Fabrik

The Critical Eye by Phil Tarley

MARGO DAVIS | Antigua: Photographs 1967-73
Nazraeli Press

Classic Photographs Los Angeles is one of those sweet photography shows where a collector can have a highly intimate conversation with a gallerist about a vintage Gary Winogrand print, a contemporary still life by Joel Peter Witkin or one of Roger Ballen’s amazing photographs. There are Weegees and Diane Arbus prints and many of my favorite classic photographers have work in the show and it’s a great place to discover new master works, as well. Hanging over the Nazraeli Press booth, was a giant black and white print of a Caribbean beach scene, the cover of Nazraeli’s book, Antigua, by photographer Margo Davis, who was signing copies on the opening night of the fair.

The island of Antigua, is situated exactly at the elbow of the Caribbean island arc and is a microcosm of Caribbean history. The economy of all the Caribbean islands was determined by the transatlantic slave trade from the 15th to 19th centuries. From Cuba to Trinidad, rural island villages were homes to the stalwart African slaves who worked the sugar cane and cotton fields. When Margo Davis visited Antigua for the first time in July of 1967, she was struck by the faces of these villagers, and it is here that her passion for portraiture began.

Antigua: Photographs 1967–1973 is an ambitious work, beautifully printed in duotone on matt art paper in an edition of 1000 copies. It has 72 pages and 46 duotone plates and my signed copy has a wonderful place in my portraiture collection.

Margo Davis’s work is in many private collections and the permanent collections of the Brooklyn Museum, New York, the Bibliothèque Nationale de France, and the Cantor Center for the Visual Arts at Stanford University and the Sack Photographic Trust destined for San Francisco Museum of Modern Art.

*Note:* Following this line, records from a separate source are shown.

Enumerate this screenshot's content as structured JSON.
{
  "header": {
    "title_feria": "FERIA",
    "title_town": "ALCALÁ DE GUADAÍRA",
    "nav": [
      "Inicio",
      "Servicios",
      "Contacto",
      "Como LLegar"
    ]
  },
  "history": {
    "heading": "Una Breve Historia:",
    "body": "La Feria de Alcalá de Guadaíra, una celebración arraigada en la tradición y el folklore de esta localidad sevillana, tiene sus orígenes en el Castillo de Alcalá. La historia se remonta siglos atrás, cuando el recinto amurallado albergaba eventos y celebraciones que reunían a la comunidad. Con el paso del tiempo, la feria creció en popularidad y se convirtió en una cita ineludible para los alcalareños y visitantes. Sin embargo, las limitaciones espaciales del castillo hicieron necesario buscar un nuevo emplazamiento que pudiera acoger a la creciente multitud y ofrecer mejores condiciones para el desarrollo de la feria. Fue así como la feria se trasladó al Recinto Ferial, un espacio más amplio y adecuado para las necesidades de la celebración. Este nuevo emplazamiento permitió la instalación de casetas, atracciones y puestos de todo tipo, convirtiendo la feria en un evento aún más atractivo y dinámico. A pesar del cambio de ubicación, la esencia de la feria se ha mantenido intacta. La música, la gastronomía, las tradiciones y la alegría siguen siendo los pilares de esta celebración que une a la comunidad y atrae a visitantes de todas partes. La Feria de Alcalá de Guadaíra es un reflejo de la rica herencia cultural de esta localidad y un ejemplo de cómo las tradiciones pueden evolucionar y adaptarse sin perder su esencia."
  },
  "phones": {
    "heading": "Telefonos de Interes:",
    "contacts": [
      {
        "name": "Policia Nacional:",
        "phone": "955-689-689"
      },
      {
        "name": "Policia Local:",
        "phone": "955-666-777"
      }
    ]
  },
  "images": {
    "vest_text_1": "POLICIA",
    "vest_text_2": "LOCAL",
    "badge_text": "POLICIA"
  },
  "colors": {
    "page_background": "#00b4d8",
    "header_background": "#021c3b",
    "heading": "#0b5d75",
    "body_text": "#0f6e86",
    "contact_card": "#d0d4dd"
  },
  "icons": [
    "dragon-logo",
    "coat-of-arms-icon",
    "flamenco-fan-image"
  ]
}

This is a handsome book with stunning, iconic portraits of Antigua’s inhabitants lovingly shot over the many long years the photographer visited the island. When the Antiguan photographs were made, very little had changed from earlier colonial times. While the beach and seascapes are serenely rendered, it is Davis’ luminous portraiture, reverently rendered, that make this book so captivating. I could look at these portraits forever.